If you're going to take inspiration - take it from the best. Here, Elvis elements creep onto the album, as White repositions himself as the future king of rock and roll. Classic sounding rock and roll with hint of doo-wop. Messy, but fun.
'Trash Tongue Talker'
Jive influences appear , and we might go so far as to use the word 'honky tonk'. 'Trash Tongue Talker' ends up sounding like and Elton John ivory encore, and while it isn't our favourite on the album, adds an extra element of fun to the record.
'Hip (Eponymous) Poor Boy'
Clearly White's time working with Raconteurs partner Brendan Benson has rubbed off, as he borrows elements of Benson's trademark jaunty pop-folk sounds. Great banjo work on this country and western party tune.
'I Guess I Should Go To Sleep'
After a Twin Peaks-esque opening, the track breaks into a mid-tempo shanty singalong, which is destined to become and anthem for drunk men with their arms around each other at the end of a night out.
'On And On And On'
After our one listen, this was the standout for us. Highly cinematic and led by a stirring cello, the track sounds like a proper climax to an album, with stunning harmonies and a sense of the familiar. Warm, fuzzy and brilliant.
'Take Me With You When You Go'
Closing the album on a rambling jam, only Jack White could hold together the sheer number of musicians and melodies at work on this finale. Drawing together every influence and sound heard previously on the album, pianos, guitars and female vocalists combine to create a gloriously controlled and racous album end.

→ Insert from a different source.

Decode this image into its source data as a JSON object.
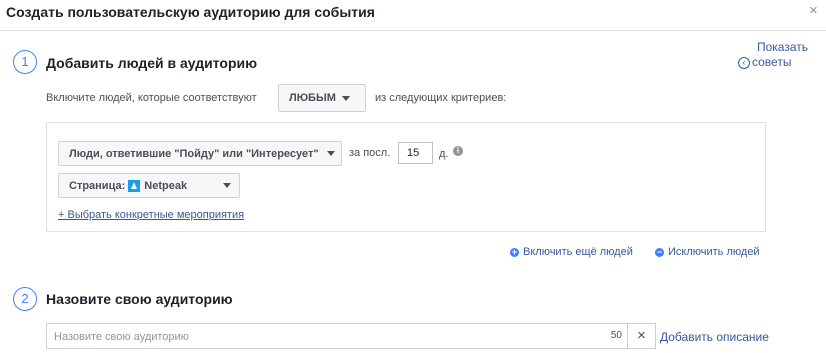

Oddly enough, we started listening to this album hoping to hear a handful of future club-friendly hits in the vein of 'Seven Nation Army' or 'Steady As She Goes'. By the end, we were charmed and warmed by the country and westen influences and feeling very foolish for hoping that White would simply repeat his previous successes.
A spectacular solo debut from an established musician, 'Blunderbuss' more than secures White's position as one of the world's biggest rock stars, whether alone or with a band. One of 2012's finest rock albums.